WhatsNew2Day
Latest News And Breaking Headlines

Cataract surgery may reduce risk of developing dementia by nearly 30%, study shows

Cataract surgery may reduce risk of developing dementia by nearly 30%, study shows

  • People who have had cataract surgery 30% less likely to develop dementia, experts say
  • Research of more than 3,000 people over the age of 65 found that reduced risk lasts for at least ten years
  • Experts think removal increases blue light, which is linked to brain function



<!–

<!–

<!–<!–

<!–

<!–

<!–

Older people who undergo cataract surgery are 30 percent less likely to develop dementia, research suggests.

Scientists at the University of Washington came to the conclusion after following more than 3,000 people over the age of 65.

None of the participants, who were followed for nearly a decade, had the amnesia disorder when the study began.

The findings, published in the JAMA Internal Medicine, did not determine how the ordinary surgery reduced the risk of dementia. But the researchers argue it may be related to cataracts that keep key cells from receiving ‘blue light’.

Blue light can reactivate cells in the retina related to cognition and regulate sleep, the experts said.

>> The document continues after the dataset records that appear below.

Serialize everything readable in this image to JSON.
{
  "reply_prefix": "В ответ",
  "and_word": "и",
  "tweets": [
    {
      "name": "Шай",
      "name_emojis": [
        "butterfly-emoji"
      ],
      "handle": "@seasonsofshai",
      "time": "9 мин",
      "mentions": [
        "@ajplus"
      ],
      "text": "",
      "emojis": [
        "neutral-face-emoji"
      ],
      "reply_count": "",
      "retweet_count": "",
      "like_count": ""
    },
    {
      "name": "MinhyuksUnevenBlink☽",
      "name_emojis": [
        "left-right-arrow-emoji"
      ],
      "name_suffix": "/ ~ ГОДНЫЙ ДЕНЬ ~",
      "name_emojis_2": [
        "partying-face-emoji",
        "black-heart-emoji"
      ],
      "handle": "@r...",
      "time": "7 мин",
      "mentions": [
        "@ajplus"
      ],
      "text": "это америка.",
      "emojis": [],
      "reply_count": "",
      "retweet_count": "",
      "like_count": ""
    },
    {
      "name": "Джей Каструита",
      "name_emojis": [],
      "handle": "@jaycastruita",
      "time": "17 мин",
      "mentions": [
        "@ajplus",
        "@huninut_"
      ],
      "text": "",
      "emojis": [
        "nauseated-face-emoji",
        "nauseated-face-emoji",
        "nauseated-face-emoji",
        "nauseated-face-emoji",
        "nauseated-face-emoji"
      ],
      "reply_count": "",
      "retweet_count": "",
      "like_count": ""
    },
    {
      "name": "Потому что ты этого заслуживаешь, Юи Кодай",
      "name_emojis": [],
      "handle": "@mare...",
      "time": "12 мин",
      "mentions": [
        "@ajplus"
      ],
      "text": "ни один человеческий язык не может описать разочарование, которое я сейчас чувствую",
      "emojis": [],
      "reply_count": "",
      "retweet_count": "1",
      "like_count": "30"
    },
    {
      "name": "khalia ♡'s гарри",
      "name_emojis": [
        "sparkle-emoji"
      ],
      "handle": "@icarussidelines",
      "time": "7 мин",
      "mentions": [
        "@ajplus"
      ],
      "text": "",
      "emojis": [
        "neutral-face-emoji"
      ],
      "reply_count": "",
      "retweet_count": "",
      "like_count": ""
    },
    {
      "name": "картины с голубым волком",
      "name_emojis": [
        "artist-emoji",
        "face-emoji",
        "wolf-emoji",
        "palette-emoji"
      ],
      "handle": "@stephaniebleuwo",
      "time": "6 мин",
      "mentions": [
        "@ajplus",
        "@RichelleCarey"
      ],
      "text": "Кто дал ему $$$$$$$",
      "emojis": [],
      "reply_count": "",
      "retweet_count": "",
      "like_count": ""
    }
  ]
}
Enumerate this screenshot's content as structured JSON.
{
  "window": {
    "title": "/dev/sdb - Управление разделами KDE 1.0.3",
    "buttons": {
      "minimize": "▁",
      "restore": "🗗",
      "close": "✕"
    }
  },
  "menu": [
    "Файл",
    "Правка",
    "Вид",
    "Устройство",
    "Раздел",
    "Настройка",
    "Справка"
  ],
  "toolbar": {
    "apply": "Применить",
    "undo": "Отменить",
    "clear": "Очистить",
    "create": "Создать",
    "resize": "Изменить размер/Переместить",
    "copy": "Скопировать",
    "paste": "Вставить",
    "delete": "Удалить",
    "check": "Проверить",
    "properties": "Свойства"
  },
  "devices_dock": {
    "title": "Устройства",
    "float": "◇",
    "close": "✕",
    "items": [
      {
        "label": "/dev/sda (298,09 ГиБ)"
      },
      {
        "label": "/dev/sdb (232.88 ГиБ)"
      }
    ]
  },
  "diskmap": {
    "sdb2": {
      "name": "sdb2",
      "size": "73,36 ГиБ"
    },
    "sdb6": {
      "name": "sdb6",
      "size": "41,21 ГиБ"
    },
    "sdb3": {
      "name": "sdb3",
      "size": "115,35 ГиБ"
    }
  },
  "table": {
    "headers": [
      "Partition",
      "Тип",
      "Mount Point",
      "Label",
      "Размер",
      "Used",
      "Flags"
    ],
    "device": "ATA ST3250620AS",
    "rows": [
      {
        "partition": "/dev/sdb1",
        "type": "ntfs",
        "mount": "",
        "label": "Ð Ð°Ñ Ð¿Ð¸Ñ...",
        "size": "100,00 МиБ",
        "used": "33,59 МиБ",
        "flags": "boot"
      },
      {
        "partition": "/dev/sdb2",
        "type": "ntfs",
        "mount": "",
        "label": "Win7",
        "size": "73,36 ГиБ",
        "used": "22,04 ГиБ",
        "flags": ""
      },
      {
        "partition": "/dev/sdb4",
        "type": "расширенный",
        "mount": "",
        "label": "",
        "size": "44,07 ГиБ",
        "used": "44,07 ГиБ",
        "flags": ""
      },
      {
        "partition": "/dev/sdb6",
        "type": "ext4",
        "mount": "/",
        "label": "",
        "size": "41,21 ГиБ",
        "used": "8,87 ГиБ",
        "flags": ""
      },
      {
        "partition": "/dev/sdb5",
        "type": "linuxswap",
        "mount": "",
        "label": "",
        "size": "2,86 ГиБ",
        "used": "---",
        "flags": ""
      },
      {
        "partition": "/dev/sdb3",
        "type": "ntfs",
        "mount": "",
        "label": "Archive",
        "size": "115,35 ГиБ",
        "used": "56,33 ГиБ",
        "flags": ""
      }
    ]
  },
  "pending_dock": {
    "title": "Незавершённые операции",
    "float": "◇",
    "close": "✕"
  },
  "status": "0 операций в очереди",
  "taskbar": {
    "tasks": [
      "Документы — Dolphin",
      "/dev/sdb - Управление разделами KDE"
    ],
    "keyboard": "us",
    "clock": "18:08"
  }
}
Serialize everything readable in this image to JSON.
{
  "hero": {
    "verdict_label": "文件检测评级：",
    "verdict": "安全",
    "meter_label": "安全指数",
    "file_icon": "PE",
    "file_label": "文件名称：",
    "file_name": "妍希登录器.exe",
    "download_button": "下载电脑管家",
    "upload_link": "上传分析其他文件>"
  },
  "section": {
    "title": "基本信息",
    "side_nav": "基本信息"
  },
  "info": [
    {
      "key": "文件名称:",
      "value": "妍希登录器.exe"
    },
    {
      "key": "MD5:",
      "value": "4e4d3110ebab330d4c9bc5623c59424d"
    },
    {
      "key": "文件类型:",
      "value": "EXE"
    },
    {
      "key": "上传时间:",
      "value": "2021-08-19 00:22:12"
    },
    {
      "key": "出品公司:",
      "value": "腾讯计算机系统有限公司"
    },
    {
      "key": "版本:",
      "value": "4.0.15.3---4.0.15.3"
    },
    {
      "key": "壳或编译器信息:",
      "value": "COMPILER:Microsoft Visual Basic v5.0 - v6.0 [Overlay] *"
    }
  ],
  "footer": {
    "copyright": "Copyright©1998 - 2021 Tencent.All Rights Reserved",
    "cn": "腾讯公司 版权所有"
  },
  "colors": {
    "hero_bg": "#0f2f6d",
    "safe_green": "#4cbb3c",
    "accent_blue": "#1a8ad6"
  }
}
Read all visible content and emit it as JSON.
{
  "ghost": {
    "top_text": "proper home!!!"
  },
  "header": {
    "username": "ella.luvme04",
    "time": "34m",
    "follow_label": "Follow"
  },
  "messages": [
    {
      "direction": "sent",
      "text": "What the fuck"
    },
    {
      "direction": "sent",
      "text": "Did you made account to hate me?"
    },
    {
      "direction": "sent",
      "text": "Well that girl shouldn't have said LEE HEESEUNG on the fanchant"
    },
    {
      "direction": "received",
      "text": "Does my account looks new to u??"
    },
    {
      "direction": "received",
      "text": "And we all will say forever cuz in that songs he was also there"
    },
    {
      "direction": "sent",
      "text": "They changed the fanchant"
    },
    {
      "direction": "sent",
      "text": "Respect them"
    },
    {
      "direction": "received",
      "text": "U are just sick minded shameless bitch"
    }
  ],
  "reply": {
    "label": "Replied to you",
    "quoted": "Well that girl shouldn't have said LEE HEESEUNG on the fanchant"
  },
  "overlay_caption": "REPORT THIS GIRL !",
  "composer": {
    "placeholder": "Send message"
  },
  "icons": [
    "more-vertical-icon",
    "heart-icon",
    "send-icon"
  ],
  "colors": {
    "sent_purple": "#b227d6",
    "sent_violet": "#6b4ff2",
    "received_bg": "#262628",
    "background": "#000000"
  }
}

Lead researcher Dr Cecilia Lee said: ‘This kind of evidence is as good as it gets in epidemiology.

“This is really exciting because no other medical intervention has shown such a strong association with reducing the risk of dementia in older individuals.”

The academics said the findings highlight the need for further research into how the connection between the eyes and the brain affects dementia.

Cataracts are cloudy areas on the lens of the eye, which usually develop as a result of aging.

More than 300,000 cataract surgeries are performed annually in England, while more than 2 million are performed in the US.

Meanwhile, it is estimated that more than 850,000 Britons and 6.2 million Americans suffer from dementia.

Cataracts are cloudy areas on the lens of the eye, which usually develop as a result of aging.  They usually get worse over time and surgery is the only way for patients to improve their vision (stock)

Cataracts are cloudy areas on the lens of the eye, which usually develop as a result of aging. They usually get worse over time and surgery is the only way for patients to improve their vision (stock)

WHAT ARE CATARS?

Cataracts are when the lens of your eye, a small transparent disc, develops cloudy patches.

Young people have lenses that usually resemble clear glass.

But in older people, lenses begin to freeze, such as bathroom glass, and begin to limit vision.

Cataracts usually affect adults as a result of aging.

In cataract surgery, the cloudy lens in the eye is replaced with an artificial lens.

The surgery takes about 45 minutes and it can take 2 to 6 weeks to fully recover from cataract surgery.

Benefits of surgery include seeing things sharply, looking into bright lights and not seeing so much glare and seeing the difference between colors.

But the risks of surgery, which occur in about one in 50 cases, include blurred vision, some vision loss, and a detached retina — when the thin layer at the back of your eye becomes detached.

Source: NHS

Researchers followed 3,038 volunteers who had been diagnosed with cataracts or glaucoma. The participants were on average 74 years old.

Nearly half of the volunteers (1,382) had surgery to remove cataracts, a 45-minute procedure that involves removing the cloudy lens in the eye and replacing it with an artificial one.

The researchers followed the participants for an average of eight years and found 853 cases of dementia.

The team found that those who had their cataracts removed were 29 percent less likely to be diagnosed with dementia compared to those who had not had the surgery, after controlling for other health and demographic factors.

The risk was lowest during the first five years after surgery, with those who opted for the surgery were 32 percent less likely to be diagnosed with dementia, compared with the five years after, when the risk was 24 percent lower.

The team said those who didn’t have cataract surgery may have been more socially isolated because of their visual impairments, leading to decreased brain stimulation, which could increase the risk of dementia.

Cataracts usually get worse over time and surgery is the only way for patients to improve their vision.

And visual impairment may cause patients to cut back on how much exercise they do, which is associated with cognitive decline, they said.

Or the procedure may lower the risk of dementia by letting in more blue light — which is linked to improved cognitive function — once the cataracts are removed.

dr. Lee said: ‘Some special cells in the retina are associated with cognition and regulate sleep cycles, and these cells respond well to blue light.

‘Causes specifically block blue light, and cataract surgery could reactivate those cells.’

But they said more studies are needed to confirm exactly how the procedure reduces dementia risk.